As anyone who has known me for longer than five minutes will tell you, I get excited about food. But what my five minute friend will also tell you – what gets me ridiculously excited – is seasonal food. The kind that’s here one week, gorged upon, and then gone the next.
I’m fairly sure I have a condition (there’s probably a name for it, in fact) which makes me twitchy if I know there’s a foodstuff ripe and brazen in our garden or secretly blooming in the woods, and I’m not cooking with it. I could spend hours, quite literally, trying to invent ways of working multiple seasonal ingredients into a meal, before coming to my senses (realising that no-one could possibly want to eat the number of courses that would ensue if I were to go ahead and create such a masterpiece) and cutting back to just a couple. Or three.
Today I’d got a proverbial bee in my bloomers about sorrel. You see, if my Dad wasn’t quite so fond of his ride-on lawnmower, our field would be full of the stuff. However, I recently found a secret stash, untouched by Dad and his favourite toy, and the knowledge of this culinary treasure trove had been niggling away at my subconscious until now.

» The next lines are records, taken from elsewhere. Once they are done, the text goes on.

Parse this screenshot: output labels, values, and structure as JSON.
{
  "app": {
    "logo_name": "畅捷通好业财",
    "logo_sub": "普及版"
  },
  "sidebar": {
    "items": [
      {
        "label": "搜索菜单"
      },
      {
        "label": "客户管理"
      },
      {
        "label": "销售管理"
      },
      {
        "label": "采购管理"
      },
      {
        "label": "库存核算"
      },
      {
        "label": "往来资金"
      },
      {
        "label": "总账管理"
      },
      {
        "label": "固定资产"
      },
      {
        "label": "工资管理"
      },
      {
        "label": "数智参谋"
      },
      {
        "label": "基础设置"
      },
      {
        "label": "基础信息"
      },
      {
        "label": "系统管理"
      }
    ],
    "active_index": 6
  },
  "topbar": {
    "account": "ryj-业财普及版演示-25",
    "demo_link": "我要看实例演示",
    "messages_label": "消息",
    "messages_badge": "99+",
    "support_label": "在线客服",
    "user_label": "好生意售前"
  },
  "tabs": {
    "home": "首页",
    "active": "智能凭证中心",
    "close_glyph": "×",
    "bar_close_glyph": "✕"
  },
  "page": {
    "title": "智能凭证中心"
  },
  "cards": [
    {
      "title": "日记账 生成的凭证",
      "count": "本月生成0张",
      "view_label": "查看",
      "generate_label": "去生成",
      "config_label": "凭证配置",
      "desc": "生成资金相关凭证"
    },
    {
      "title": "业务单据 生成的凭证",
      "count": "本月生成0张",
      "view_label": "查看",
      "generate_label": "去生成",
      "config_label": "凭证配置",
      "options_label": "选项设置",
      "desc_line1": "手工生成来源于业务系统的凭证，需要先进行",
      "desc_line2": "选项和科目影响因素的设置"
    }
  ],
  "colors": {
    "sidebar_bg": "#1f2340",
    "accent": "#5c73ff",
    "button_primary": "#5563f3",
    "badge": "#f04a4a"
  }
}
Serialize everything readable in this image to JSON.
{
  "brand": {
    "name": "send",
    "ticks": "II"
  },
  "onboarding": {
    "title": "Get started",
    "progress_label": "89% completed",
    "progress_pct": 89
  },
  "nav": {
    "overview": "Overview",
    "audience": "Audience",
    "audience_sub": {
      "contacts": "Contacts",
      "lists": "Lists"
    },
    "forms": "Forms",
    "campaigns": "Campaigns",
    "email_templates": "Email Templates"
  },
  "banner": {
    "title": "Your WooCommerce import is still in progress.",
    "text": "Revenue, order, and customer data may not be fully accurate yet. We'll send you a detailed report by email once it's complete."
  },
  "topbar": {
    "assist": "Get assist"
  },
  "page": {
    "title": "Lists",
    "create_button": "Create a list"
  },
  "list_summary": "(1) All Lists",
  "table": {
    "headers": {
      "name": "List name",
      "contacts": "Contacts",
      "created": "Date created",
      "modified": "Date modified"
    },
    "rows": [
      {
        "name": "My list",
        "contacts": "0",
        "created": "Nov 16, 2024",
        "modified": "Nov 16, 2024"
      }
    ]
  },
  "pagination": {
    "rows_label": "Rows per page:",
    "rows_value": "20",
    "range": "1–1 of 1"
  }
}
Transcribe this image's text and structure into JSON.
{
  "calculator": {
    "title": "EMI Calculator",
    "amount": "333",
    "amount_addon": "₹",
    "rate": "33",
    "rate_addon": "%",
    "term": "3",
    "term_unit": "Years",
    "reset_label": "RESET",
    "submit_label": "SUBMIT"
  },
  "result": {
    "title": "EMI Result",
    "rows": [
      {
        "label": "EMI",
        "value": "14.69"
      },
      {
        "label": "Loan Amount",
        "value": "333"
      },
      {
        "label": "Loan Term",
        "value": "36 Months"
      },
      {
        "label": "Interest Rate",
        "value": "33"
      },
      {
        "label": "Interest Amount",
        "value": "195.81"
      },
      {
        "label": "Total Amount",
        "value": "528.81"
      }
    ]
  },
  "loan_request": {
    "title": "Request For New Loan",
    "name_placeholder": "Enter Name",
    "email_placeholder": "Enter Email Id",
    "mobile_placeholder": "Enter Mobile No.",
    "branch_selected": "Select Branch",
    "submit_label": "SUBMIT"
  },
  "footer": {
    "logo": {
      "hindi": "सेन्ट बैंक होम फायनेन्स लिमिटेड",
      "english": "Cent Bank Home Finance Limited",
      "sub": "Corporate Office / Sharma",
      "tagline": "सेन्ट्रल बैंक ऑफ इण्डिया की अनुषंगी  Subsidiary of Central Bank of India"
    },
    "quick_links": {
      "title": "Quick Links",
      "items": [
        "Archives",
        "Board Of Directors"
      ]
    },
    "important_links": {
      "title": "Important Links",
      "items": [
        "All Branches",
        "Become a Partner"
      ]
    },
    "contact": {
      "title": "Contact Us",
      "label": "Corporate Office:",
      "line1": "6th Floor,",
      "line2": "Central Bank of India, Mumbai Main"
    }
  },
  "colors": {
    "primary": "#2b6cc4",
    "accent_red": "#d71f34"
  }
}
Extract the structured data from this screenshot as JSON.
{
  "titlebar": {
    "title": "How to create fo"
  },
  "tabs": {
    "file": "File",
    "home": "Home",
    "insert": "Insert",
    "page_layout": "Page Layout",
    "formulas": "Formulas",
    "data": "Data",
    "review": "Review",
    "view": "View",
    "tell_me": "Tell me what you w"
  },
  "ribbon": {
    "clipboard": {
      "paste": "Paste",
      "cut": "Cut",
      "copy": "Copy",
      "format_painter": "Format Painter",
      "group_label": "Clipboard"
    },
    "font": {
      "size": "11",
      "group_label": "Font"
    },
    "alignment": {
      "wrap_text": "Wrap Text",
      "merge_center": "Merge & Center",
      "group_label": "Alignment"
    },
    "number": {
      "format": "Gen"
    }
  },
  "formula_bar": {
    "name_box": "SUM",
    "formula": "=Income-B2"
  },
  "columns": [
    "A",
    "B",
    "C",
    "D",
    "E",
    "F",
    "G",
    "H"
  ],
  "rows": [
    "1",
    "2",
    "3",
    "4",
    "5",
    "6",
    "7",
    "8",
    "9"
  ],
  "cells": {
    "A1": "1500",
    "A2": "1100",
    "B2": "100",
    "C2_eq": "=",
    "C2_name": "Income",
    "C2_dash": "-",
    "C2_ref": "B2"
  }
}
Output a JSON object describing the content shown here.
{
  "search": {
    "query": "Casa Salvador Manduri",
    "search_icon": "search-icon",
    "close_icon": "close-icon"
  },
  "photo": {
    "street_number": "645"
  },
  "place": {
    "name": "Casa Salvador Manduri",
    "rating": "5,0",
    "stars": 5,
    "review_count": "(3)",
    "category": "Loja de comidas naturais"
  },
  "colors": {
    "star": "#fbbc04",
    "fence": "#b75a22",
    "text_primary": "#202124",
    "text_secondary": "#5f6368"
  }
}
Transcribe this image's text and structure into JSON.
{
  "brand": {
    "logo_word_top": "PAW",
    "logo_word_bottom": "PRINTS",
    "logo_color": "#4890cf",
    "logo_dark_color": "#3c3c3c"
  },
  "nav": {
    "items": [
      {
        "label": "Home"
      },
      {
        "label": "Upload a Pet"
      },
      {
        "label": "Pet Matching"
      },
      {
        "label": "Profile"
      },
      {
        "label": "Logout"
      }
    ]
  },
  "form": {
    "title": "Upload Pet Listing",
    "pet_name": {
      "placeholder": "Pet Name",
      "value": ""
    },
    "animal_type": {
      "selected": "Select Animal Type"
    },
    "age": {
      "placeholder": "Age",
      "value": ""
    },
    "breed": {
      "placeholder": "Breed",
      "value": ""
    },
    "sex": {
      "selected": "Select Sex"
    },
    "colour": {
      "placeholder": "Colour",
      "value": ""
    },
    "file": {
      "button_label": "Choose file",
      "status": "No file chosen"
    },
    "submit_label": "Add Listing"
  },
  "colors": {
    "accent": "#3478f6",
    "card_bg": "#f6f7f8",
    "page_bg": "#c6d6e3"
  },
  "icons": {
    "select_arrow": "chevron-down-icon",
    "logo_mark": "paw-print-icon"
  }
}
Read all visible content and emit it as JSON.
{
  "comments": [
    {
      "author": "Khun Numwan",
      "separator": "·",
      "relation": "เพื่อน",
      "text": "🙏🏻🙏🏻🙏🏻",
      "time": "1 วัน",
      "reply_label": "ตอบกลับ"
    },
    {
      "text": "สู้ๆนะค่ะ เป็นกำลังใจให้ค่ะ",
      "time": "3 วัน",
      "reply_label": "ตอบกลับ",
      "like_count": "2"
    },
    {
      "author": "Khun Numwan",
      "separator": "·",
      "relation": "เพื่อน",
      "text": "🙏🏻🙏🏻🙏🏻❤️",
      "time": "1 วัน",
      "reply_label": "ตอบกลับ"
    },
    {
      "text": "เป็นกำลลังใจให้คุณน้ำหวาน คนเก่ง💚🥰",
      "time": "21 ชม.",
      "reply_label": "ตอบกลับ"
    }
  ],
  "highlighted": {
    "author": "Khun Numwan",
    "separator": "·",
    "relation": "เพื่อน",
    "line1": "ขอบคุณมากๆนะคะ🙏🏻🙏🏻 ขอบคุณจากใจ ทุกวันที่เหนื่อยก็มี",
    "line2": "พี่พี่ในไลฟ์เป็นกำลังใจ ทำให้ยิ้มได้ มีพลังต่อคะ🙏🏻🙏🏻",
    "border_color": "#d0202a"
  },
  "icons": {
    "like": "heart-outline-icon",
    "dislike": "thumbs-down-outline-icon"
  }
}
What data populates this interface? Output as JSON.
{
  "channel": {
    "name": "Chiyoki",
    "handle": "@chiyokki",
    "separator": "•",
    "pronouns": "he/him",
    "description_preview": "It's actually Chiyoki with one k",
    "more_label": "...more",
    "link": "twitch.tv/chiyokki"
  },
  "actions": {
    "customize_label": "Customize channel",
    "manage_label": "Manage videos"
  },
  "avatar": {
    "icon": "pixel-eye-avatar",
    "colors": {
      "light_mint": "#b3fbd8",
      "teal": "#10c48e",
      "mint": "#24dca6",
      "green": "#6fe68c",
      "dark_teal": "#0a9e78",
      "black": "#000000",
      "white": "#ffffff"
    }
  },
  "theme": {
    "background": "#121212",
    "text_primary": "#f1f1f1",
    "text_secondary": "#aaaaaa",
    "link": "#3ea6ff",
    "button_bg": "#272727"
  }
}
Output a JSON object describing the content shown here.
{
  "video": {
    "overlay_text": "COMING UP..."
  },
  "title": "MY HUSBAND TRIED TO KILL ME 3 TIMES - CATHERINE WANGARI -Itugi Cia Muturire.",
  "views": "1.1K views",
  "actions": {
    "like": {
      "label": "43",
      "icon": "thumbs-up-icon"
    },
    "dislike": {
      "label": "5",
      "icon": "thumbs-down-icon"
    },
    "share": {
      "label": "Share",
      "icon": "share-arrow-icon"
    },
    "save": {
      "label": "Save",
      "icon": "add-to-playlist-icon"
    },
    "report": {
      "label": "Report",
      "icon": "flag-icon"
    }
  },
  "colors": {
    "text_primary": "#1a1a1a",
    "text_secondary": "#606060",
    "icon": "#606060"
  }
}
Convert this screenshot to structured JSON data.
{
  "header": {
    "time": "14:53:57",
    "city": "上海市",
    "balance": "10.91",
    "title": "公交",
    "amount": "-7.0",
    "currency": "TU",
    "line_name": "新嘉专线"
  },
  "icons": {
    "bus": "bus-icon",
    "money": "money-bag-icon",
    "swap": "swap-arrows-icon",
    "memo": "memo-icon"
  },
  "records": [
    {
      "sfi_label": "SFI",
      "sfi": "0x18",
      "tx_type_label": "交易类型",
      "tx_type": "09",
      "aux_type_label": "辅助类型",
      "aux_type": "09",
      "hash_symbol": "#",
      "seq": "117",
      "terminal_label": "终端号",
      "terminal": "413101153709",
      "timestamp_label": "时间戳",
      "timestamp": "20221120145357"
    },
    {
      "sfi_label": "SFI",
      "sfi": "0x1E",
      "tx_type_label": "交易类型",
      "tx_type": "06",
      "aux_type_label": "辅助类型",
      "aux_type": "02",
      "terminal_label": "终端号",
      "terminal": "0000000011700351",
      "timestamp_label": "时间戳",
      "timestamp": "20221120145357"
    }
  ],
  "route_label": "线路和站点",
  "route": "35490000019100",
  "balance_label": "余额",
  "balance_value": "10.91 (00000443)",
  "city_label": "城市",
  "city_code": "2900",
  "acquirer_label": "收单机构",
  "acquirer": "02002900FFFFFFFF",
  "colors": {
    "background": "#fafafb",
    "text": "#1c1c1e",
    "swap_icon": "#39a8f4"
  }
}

This was my fix: Sorrel and Goat’s Cheese Pouffed Frittata (for want of a better title). Feeds four.
Sorrel and Goat’s Cheese Pouffed Frittata
Sorrel – 2 good handfuls
Mint leaves – a few (8 to 10, if you feel like counting)
Parsley – 2 small sprigs
Eggs – 6, free range
Semi-firm goat’s cheese* – 75g
Parmesan – 25g, grated
Butter – 2 tbsp
Salt and Pepper
Chop all of the greenery, but not too finely.
Whisk together the eggs, parmesan, a decent pinch of salt (bearing in mind you’ve got some cheese in there too) and a good grinding of pepper in a fairly large bowl, so that all ingredients are well combined. Whisk in the herb and sorrel mixture and then crumble in the goat’s cheese, so that it remains in largeish chunks.
Place a frying/sauté pan on a medium to high heat, add the butter, and once it begins to foam, pour in the egg mixture. Allow this to cook for one minute, so that the base is set, and then reduce the heat right down and place a lid on the pan.
Cook the frittata for 15 minutes, until it is well pouffed and the base is golden brown. (Just jiggle a spatula underneath to check, if needs be.)
Lift the frittata out onto a heated plate, cut into wedges and serve warm. The greenery will have been boosted to the top and the warm goat’s cheese will be nestled, dotted here and there, beneath it.
*The cheese I used was Delamare’s Mature Goat’s Cheese, which is pretty widely available throughout the UK, and was perfect for this recipe. It had the ‘grrrr’ of a well-aged Cheddar, but with the unmistakeable, er, musk, of a goat’s cheese.